Donadio S, Hutchinson C R
Corporate Molecular Biology, Abbott Laboratories, Abbott Park, IL 60064.
Gene. 1991 Apr;100:231-5. doi: 10.1016/0378-1119(91)90372-i.
The Saccharopolyspora erythraea gene (fdxA) corresponding to a previously purified ferredoxin [Shafiee and Hutchinson, J. Bacteriol., 170 (1988) 1548-1553] was cloned using an oligodeoxyribonucleotide probe based on the N-terminal sequence of the ferredoxin. The nucleotide sequence of a 1.3-kb segment encompassing fdxA indicates that the corresponding protein, SeFdI, is 105 amino acids long, and very similar to other 7Fe ferredoxins. A partial open reading frame closely linked to fdxA was also detected. Disruption of fdxA was attempted by replacing the wild-type allele with an in vitro mutated copy. The failure to construct an fdxA mutant strain suggests that fdxA lies in an essential region of the S. erythraea chromosome.
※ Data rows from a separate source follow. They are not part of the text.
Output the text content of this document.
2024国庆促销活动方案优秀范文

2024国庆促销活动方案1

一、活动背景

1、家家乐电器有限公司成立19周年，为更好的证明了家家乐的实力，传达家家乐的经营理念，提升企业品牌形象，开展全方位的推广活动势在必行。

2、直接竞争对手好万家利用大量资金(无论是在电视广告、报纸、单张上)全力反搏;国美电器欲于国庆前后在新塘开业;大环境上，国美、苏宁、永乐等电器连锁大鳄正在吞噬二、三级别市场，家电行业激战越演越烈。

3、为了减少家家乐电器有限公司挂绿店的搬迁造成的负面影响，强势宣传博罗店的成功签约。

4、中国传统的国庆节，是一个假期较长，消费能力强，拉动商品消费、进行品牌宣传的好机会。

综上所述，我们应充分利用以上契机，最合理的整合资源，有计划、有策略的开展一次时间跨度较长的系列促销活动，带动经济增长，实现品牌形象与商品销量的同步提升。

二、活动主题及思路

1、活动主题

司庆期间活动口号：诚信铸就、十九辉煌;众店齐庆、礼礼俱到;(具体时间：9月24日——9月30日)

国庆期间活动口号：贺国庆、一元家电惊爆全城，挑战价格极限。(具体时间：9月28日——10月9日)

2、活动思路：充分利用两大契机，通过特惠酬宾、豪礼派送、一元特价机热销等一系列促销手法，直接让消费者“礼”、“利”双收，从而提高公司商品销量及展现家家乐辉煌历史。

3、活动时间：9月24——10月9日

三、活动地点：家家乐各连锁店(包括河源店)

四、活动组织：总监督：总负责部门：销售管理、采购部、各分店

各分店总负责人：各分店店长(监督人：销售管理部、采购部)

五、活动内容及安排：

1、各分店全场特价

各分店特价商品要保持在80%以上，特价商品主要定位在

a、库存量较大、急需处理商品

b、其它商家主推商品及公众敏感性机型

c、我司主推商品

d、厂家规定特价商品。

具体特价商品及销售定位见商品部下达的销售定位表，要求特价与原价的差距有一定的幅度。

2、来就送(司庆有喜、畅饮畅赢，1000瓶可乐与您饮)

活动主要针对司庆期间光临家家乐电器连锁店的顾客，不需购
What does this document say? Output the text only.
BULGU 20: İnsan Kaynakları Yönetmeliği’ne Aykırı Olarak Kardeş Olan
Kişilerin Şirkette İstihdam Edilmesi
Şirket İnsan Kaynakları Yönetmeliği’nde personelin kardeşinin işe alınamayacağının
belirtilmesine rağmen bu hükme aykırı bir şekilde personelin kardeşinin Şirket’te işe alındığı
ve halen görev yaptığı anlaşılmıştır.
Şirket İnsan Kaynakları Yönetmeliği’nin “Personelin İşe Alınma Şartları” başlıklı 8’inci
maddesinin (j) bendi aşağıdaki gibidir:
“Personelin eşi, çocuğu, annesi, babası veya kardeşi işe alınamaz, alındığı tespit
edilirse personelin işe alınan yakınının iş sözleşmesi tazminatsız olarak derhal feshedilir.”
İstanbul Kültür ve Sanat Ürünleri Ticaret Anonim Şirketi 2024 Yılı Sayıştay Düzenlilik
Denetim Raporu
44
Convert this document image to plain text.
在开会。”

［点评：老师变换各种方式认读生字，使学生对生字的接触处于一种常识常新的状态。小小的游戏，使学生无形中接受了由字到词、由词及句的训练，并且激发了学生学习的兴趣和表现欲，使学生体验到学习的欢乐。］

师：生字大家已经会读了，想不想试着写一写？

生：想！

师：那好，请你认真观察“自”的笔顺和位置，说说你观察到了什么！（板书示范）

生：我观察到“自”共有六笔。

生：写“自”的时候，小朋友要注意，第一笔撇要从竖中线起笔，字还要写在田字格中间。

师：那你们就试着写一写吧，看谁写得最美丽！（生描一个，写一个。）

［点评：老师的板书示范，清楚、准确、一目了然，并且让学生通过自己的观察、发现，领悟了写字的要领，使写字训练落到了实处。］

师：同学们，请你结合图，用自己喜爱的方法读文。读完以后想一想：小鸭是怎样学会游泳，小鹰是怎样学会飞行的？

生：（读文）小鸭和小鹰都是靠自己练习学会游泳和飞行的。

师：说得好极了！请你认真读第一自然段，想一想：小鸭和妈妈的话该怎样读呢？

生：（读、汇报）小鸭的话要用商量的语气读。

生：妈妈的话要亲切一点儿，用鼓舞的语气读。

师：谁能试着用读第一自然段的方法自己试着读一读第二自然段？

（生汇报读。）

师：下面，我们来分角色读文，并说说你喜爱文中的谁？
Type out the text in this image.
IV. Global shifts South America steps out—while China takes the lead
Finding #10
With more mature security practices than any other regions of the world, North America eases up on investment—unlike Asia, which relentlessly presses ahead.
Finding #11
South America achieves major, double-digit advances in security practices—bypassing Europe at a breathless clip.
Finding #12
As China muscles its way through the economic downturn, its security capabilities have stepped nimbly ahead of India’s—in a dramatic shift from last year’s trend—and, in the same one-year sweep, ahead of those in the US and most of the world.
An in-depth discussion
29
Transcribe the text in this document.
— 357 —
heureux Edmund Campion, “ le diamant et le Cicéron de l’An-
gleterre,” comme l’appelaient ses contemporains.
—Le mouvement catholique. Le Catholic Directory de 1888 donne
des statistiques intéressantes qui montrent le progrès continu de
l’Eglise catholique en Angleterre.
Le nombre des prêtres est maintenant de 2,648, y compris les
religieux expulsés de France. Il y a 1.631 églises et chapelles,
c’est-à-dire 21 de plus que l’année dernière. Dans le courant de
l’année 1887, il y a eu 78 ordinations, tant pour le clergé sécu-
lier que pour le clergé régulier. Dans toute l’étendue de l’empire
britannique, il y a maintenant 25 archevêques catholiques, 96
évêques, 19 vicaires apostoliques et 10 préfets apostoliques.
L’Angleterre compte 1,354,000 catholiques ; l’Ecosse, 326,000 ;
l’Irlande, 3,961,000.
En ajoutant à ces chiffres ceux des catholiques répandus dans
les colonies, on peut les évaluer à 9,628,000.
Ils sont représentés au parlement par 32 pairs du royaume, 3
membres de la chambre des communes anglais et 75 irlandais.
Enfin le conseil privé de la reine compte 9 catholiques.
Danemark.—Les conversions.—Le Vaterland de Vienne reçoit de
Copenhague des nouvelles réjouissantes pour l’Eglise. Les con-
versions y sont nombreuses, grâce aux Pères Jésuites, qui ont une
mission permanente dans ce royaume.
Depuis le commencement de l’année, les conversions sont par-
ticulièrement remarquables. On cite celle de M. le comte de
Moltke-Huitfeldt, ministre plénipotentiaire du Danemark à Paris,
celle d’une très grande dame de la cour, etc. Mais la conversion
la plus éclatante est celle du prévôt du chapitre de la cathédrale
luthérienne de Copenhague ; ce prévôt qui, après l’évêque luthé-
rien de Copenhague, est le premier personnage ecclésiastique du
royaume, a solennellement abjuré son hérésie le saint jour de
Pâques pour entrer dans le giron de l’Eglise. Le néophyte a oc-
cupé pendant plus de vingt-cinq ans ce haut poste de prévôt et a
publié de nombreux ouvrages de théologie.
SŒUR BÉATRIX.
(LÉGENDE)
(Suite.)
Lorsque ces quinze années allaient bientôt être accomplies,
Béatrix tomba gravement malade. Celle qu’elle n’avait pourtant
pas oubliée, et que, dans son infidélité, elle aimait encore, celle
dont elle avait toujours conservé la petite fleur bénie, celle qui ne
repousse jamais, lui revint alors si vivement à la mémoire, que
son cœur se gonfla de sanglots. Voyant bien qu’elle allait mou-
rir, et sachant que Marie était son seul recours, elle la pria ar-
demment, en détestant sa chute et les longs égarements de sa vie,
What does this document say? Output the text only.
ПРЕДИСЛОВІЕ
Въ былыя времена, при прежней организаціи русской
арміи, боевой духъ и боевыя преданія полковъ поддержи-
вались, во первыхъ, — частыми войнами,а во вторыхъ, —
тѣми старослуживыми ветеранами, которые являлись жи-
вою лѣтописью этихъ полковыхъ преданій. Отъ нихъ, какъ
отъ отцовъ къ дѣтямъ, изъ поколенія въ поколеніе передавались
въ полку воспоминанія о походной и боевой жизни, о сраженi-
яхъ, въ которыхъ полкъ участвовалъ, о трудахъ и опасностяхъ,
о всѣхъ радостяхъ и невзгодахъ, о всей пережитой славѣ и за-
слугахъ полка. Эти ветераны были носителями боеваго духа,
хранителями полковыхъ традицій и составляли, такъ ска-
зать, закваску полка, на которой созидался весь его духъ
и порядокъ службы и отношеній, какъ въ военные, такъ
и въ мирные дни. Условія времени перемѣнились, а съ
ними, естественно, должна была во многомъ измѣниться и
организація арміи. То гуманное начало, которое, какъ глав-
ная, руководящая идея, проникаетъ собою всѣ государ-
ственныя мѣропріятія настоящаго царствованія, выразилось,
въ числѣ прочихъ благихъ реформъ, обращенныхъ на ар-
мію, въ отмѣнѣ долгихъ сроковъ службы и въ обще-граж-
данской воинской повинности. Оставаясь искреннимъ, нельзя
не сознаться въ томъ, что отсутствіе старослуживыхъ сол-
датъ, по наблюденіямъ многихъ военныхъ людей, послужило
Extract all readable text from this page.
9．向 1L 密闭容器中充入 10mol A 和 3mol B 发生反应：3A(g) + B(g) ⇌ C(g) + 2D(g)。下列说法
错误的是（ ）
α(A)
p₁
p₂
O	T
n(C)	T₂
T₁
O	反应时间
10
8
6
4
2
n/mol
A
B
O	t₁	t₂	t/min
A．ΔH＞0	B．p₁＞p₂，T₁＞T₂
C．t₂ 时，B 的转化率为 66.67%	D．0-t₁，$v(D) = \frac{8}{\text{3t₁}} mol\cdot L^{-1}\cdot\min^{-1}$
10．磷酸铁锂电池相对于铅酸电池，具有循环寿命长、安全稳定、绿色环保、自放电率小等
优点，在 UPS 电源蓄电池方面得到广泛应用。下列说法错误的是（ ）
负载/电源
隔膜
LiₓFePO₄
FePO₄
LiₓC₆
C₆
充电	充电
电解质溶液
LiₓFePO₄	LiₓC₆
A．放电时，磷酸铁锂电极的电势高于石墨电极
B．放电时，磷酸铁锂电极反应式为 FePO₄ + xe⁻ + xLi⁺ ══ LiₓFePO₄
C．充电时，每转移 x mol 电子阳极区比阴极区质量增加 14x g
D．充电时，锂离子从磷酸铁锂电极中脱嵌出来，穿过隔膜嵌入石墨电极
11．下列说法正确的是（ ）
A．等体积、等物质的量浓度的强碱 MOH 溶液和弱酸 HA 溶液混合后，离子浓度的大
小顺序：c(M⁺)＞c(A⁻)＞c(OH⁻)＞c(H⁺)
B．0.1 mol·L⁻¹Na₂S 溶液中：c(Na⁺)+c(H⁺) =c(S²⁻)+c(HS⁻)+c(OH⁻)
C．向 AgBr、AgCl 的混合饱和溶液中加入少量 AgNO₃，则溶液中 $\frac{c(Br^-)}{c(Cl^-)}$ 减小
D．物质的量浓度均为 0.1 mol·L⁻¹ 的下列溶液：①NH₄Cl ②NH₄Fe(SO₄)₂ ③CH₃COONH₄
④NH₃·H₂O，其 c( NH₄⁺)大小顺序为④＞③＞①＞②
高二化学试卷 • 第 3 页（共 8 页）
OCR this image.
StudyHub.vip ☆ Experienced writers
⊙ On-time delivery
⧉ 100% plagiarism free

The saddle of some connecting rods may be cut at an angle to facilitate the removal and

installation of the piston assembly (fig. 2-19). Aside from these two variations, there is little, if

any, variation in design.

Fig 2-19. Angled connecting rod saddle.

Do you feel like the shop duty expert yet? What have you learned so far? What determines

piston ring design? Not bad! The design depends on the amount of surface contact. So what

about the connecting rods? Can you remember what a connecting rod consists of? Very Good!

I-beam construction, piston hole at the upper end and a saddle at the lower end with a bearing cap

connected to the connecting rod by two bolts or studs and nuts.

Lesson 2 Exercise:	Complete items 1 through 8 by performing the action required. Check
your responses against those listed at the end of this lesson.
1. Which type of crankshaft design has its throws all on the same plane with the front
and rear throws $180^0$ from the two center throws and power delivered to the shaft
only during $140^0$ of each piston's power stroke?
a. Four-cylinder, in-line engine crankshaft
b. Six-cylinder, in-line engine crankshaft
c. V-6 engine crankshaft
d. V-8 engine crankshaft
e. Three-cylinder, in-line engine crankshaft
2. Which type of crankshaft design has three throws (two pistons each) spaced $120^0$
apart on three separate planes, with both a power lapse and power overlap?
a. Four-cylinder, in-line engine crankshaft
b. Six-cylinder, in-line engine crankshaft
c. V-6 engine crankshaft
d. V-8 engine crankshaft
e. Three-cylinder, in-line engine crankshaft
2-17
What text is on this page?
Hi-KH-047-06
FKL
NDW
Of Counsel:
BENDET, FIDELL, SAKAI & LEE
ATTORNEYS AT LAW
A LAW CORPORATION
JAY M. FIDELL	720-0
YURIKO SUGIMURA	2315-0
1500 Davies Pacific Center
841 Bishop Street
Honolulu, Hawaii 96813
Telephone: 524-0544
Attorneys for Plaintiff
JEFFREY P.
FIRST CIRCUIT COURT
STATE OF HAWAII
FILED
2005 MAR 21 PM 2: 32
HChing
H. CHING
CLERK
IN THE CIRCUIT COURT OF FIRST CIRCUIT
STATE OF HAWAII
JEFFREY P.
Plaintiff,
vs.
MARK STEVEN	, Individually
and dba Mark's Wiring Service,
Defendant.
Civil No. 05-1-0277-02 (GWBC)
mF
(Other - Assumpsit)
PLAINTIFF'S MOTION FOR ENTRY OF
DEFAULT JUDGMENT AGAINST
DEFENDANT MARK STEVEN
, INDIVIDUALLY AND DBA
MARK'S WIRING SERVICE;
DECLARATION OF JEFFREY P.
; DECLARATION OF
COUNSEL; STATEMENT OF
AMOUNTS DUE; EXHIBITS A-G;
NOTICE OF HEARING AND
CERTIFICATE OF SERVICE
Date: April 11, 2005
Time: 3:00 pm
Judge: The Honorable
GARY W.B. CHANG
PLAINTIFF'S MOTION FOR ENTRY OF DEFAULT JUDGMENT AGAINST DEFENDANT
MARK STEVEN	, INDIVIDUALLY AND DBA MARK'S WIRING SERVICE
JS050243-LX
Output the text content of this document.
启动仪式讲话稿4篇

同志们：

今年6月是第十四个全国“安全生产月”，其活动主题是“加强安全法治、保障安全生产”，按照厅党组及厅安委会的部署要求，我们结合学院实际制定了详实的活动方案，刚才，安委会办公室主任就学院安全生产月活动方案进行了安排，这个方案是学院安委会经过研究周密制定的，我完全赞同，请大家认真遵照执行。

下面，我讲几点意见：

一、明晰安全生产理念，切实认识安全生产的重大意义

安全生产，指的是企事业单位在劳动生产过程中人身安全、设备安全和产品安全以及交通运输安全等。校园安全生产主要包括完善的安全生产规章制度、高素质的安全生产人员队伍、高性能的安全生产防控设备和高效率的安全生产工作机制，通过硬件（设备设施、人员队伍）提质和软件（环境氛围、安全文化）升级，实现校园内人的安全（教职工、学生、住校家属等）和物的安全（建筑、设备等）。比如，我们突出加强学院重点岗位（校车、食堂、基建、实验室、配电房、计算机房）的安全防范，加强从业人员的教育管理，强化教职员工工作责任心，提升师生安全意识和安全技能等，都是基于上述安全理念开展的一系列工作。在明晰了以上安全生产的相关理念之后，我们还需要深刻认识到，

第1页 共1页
对应于先前纯化的铁氧化还原蛋白的糖多孢红霉菌基因(fdxA)[沙菲和哈钦森,《细菌学杂志》,170(1988)1548 - 1553],使用基于该铁氧化还原蛋白N端序列的寡脱氧核糖核苷酸探针进行克隆。包含fdxA的1.3 kb片段的核苷酸序列表明,相应的蛋白质SeFdI长105个氨基酸,并且与其他7Fe铁氧化还原蛋白非常相似。还检测到一个与fdxA紧密相连的部分开放阅读框。试图通过用体外突变的拷贝替换野生型等位基因来破坏fdxA。未能构建出fdxA突变菌株表明fdxA位于糖多孢红霉菌染色体的一个必需区域。